The other day, Slack’s latest and (dare I say?) most incredible video came to my attention. There are no words … just check it out:
This was actually a TV spot and it is just so … out there! I mean, really, before we dig into the meat of this video, can we just pause for a moment and consider how off-the-wall this concept is? I just … it’s just … ah, amazing! I feel like half the reason I kept watching was just because it was so unusual! Slack definitely got me for the full duration of the video! Oh, and they also produced a blooper reel – which is just hilarious, since there obviously wasn’t a blooper reel to begin with (because, you know, those animals weren’t actually filmed in real life … or real at all, for that matter). We’ll get to the bloopers in a bit.
For now, let’s take a look at what we can all learn from Slack’s stroke of brilliance.
Show the Product, Naturally
We all have a need to create a video that explains what our product is and what the main value prop is. Slack’s out-of-the-box thinking can teach us two things about doing this in our own videos:
- They showed us (instead of telling us) why their product was so great in the form of a story, from start to finish. Everyone was getting covered in rain on a rainy day and even those who did use umbrellas, struggled. There’s your pain point. Your conflict. Then you see the whole team work together to solve the problem – from concept to prototype to production to reality.
- They incorporated their product into the natural environment. In other words, there were very few shots of a mouse moving along a desktop screen. Which makes sense, because very few people want to see that – at least at the early stage of the buying process that this video is appealing to. Slack added messages into the general office scene which makes the video more interesting to watch and also alludes to the fact that Slack’s product really does fit seamlessly into your life … or an owl’s life anyway!

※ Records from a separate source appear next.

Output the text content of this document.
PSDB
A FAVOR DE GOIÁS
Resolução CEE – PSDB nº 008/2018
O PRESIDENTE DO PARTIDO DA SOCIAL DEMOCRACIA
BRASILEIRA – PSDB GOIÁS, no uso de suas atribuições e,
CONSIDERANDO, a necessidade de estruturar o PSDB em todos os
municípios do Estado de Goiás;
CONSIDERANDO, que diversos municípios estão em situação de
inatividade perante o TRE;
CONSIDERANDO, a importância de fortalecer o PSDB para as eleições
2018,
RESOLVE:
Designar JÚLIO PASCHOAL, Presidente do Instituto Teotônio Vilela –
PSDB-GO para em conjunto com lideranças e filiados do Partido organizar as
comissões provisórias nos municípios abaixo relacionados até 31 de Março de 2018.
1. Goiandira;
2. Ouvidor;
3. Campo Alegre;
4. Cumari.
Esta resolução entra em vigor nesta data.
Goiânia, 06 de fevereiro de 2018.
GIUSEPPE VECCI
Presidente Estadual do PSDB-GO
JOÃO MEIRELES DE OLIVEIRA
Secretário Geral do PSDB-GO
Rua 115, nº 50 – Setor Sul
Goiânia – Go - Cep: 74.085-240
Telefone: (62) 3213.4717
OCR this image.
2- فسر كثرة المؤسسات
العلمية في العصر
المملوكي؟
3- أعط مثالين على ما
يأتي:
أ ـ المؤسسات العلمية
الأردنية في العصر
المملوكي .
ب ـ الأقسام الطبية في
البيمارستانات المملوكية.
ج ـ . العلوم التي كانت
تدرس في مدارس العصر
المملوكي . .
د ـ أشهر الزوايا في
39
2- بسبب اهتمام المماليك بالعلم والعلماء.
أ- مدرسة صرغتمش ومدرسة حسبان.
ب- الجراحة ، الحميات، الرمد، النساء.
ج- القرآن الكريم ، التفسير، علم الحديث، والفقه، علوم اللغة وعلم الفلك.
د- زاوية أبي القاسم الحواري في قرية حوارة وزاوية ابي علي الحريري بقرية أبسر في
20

Build out Strong, Supporting Assets
Slack stretched beyond their TV spot to incorporate a supporting campaign. The video was accompanied by a landing page, which was smartly referred to in the final CTA of the video: www.slack.com/animals. What I love about their landing page is that it is really campaign-focused, even down to the imagery throughout. You see Slack messages from Geoff the lion and Alan the prawn. What’s also great about this landing page is that, while being customized to this specific campaign, it still stays very true to Slack’s messaging overall. Their tagline always stays close to something about amazing teams or teams doing amazing things. If you go to their home page (one of four or five versions of it!), you’ll likely read that Slack is a messaging app for teams … of some sort.
And this landing page and campaign was no different: Slack is for amazing teams. Plus, as another extension of this campaign that the audience can stay engaged with, Slack even produced that blooper reel I mentioned earlier. And man – do content-hungry internet goers LOVE blooper reels!
I don’t know what it is about blooper reels, do we just love seeing other people (or ahem, animals) screw up? Whatever the reason, this is almost always a good addition to a video campaign. It’s a real, engagement-boosting initiative in any campaign, that’s for sure.
Infuse Brand Colors into Video
Speaking of branding with consistent taglines, did you notice how frequently the scenes of this video incorporated Slack’s brand colors? Let me remind you. Here’s the Slack’s logo:
And here is the animals’ office:
Or… here’s the Slack logo:
And here are the flying umbrellas:
This color infusion is a super subtle branding strategy that helps Slack tell the same story and convey the same feelings across multiple assets. It helps with brand consistency. Here, it’s not overbearing and it’s certainly not in every scene, but it was definitely a conscious effort (which, by the way, is a lot easier to add in when it’s an animated film!).
Make the Point Clearer with a Metaphor
I’ve talked about the value of metaphorical concepts in video before, like when we took a deep dive into the video for KLM Royal Dutch Airlines’ lost and found puppy. And the concept has proven true in this video, too. What do I mean by metaphor in video? Well let’s just say that there aren’t actually teams of animals using Slack.
Not only does this metaphorical representation make the video more interesting to watch (than, say, a bunch of humans building an innovative product together – snore), but it also actually helps Slack prove their point and drive it further home: any kind of team can benefit from Slack’s collaboration app. Yes, even animals.
No, I’m not suggesting that we all want to be a beatboxing prawn or a world-traveling beaver (and no, I don’t think he’s Canadian), but we do aspire to be innovative. And you don’t get much more innovative than a flying umbrella. What does your audience crave? How can you help them get closer to who they aspire to be? This is what you should be representing in your videos.
And in Slack’s case, the voiceover at the end really seals the deal when he says “all kinds of people and all kinds of teams use Slack to do amazing things”. It was at this point that I caught myself mentally ‘hoorahing’: “Yeah! I want to do amazing things!”. You, too? Maybe it was just me.
A Word of Caution
Okay, I do have to come down from my high for just a second. A real shame, I know.
I want to warn you, that while this concept was just crazy (amazingly crazy, but still crazy), it works for Slack because their product is relatively simple to understand. Just make sure you don’t come up with a concept so abstract that no one has a clue what’s going on or what the heck you do.
Now, back to it … how much did you love that video?!